The poet/novelist/critic Richard Henry Dana had written to William Cullen Bryant, praising his poem "The Tides." From his home in Roslyn, New York, Bryant wrote back on November 30, 1867:
I am glad that you can speak so well of my little poem, 'The Tides.' It was written in the mood in which I produce what seem to me my best verses; and I therefore was once quite disappointed when a friend told me that a person in whose judgment he seemed to have much reliance had told him that there was not much in it.
The poem, written in 1860, is about the relationship between the moon and the tides of a "restless Sea." It is a constant struggle for the tides as they reach to the moon: "Each wave springs upward, climbing toward the fair / Pure light that sits on high." Though the tide never reach their goal, they continue trying again day after day.

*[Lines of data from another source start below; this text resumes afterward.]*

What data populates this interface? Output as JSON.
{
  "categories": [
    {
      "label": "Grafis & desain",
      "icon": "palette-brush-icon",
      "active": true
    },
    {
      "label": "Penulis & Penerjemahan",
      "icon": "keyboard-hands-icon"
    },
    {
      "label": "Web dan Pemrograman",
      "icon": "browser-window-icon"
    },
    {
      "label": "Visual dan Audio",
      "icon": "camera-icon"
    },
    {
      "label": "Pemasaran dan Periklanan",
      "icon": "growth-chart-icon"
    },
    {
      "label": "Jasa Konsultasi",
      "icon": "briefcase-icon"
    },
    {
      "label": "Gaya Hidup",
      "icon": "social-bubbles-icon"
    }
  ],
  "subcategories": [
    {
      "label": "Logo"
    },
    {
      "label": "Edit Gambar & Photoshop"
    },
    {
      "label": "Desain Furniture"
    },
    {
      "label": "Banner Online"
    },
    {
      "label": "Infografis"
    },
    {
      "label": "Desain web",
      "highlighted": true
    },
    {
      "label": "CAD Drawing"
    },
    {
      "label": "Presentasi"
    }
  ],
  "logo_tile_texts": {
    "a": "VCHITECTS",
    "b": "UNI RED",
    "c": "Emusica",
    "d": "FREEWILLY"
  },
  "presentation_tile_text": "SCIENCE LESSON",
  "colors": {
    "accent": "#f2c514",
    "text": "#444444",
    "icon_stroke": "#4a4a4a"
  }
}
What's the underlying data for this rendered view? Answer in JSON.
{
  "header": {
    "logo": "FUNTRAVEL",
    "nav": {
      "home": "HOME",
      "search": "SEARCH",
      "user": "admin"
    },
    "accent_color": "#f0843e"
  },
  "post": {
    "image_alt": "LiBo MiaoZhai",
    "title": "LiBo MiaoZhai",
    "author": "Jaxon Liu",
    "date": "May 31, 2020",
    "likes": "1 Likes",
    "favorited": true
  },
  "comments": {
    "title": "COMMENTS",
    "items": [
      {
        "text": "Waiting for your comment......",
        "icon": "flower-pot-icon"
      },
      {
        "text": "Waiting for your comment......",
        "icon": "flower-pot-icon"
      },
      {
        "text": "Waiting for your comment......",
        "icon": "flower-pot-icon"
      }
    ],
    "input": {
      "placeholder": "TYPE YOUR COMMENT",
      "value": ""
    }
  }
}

Both Dana and Bryant were greatly respected at this point in their careers, but they were also getting old (both were born in the previous century). Bryant reassured his friend that his life had been worthwhile: "I do not think that you ought to look, as you say, upon your life as a melancholy waste. You have impressed the stamp of your mind upon American literature, and have helped to make it what it is, and what it will yet be."
Yet, despite his reassurances, Bryant himself was equally despondent. He admitted that he had "little to say" about his life and only rarely ventured into the city. "I am in the main cheerful, but with some sad hours, and life to me has lost much of its flavor." Bryant also mentioned he was "trifling" with Homer (who he admits is not as perfect as critics say). In fact, in the following decade, Bryant would dedicate much of his time to translating both The Iliad and The Odyssey.